Department of Health Administration and Policy, College of Public Health, University of Oklahoma, Oklahoma City, OK 73104, USA.
Psychooncology. 2012 Feb;21(2):125-33. doi: 10.1002/pon.1863. Epub 2010 Oct 20.
Although previous evidence has shown increased likelihood for survival in cancer patients who have social support, little is known about changes in social support during illness and their impact on survival. This study examines the relationship between social support and survival among women diagnosed with breast carcinoma, specifically assessing the effect of network size and changes in social contact post-diagnosis.
A population-based sample of 584 women was followed for up to 12.5 years (median follow-up = 10.3 years). The mean age at diagnosis was 44 years, 81% were married, and 29% were racial/ethnic minorities. Cox regression analysis was used to estimate survival as a function of social support (changes in social contact and the size of social support), disease severity, treatment, health status, and socio-demographic factors.
Fifty-four percent of the women had local and 44% had regional stage disease. About 53% underwent mastectomy, 68% received chemotherapy, and 55% had radiation. Regression results showed that disease stage, estrogen receptor status, and mastectomy were associated with greater risk of dying. Although network size was not related to survival, increased contact with friends/family post-diagnosis was associated with lower risk of death, with a hazard ratio of 0.31 (95% CI, 0.17-0.57).

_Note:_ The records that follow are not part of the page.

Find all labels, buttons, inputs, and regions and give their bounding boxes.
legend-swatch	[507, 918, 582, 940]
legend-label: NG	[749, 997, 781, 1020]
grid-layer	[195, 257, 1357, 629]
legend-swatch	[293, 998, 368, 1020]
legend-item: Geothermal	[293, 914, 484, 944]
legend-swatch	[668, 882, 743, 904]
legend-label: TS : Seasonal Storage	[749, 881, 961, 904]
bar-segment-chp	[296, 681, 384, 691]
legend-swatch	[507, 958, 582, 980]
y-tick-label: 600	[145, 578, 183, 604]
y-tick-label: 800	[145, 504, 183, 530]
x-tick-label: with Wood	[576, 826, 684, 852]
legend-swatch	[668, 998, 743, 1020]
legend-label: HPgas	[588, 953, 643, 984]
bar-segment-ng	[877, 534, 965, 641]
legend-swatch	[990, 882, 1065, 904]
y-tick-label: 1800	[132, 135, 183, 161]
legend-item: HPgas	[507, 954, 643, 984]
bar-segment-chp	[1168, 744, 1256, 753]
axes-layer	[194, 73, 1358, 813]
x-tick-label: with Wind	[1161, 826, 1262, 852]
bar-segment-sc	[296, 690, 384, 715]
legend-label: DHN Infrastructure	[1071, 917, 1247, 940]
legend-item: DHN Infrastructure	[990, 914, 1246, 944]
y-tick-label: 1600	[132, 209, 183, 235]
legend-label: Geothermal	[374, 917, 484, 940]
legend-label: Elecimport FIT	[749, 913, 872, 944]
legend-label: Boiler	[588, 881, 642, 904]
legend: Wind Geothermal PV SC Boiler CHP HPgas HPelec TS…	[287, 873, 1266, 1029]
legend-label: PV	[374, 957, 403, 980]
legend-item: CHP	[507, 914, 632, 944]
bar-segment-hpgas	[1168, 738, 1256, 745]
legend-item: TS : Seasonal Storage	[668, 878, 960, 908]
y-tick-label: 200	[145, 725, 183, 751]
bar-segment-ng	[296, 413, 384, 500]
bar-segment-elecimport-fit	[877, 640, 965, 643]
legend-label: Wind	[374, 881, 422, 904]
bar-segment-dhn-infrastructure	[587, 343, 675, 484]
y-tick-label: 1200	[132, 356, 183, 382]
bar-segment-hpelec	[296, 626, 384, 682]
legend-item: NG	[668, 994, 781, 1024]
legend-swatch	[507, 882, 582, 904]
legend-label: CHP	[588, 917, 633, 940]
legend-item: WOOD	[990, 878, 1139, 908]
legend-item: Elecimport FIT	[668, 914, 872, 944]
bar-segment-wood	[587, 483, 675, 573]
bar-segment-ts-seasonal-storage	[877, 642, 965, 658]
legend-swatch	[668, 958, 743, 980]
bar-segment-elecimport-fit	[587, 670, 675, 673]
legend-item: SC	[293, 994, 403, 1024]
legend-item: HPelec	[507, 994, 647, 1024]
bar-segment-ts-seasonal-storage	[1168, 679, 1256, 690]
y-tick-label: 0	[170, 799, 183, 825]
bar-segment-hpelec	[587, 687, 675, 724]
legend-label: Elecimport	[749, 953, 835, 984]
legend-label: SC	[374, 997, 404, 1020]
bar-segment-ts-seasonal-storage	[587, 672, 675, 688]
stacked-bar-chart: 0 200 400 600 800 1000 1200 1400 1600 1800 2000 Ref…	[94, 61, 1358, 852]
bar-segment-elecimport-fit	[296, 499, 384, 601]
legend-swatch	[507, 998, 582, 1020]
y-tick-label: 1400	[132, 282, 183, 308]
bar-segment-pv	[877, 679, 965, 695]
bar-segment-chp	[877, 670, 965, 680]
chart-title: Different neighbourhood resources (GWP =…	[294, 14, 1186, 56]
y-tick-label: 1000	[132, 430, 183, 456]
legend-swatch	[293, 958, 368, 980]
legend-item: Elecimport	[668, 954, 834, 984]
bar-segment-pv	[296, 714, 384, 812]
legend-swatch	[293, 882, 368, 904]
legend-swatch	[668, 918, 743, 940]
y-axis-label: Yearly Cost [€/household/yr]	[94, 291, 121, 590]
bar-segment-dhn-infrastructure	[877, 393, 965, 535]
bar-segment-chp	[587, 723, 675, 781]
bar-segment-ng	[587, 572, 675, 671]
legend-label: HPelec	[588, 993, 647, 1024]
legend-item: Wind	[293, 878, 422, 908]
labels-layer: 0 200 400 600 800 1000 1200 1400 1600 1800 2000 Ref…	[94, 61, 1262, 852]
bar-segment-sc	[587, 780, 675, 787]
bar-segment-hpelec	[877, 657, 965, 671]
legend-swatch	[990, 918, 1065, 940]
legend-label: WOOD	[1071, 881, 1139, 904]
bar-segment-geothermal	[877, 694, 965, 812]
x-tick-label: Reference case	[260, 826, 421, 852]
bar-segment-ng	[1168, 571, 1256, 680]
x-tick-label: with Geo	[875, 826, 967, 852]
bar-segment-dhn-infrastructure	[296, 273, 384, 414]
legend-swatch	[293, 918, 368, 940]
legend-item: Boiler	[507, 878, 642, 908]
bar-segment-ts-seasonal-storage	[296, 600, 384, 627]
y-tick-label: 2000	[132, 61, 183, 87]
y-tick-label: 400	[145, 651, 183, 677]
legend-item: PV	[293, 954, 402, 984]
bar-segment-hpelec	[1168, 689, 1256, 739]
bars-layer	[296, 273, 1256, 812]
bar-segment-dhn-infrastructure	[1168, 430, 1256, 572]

Findings from this study have identified an important aspect of a woman's social network that impacts survival. An increase in the amount of social contact, representing greater social support, may increase the likelihood of the women's survival by enhancing their coping skills, providing emotional support, and expanding opportunities for information-sharing.
尽管先前的证据表明,癌症患者获得社会支持的生存率更高,但对于疾病过程中社会支持的变化及其对生存率的影响知之甚少。本研究通过评估网络规模和诊断后社会联系的变化,考察了乳腺癌患者社会支持与生存之间的关系。
对 584 名女性进行了基于人群的随访,随访时间最长达 12.5 年(中位随访时间=10.3 年)。诊断时的平均年龄为 44 岁,81%已婚,29%为少数民族。使用 Cox 回归分析估计了社会支持(社会联系变化和社会支持规模)、疾病严重程度、治疗、健康状况和社会人口因素对生存的影响。
54%的女性患有局部疾病,44%患有区域性疾病。约 53%的女性接受了乳房切除术,68%接受了化疗,55%接受了放疗。回归结果显示,疾病分期、雌激素受体状态和乳房切除术与死亡风险增加相关。尽管网络规模与生存无关,但诊断后与朋友/家人的联系增加与死亡风险降低相关,风险比为 0.31(95%CI,0.17-0.57)。
本研究的结果确定了女性社交网络影响生存的一个重要方面。社会联系量的增加,代表了更大的社会支持,可能通过增强应对技能、提供情感支持和扩大信息共享机会,增加女性生存的可能性。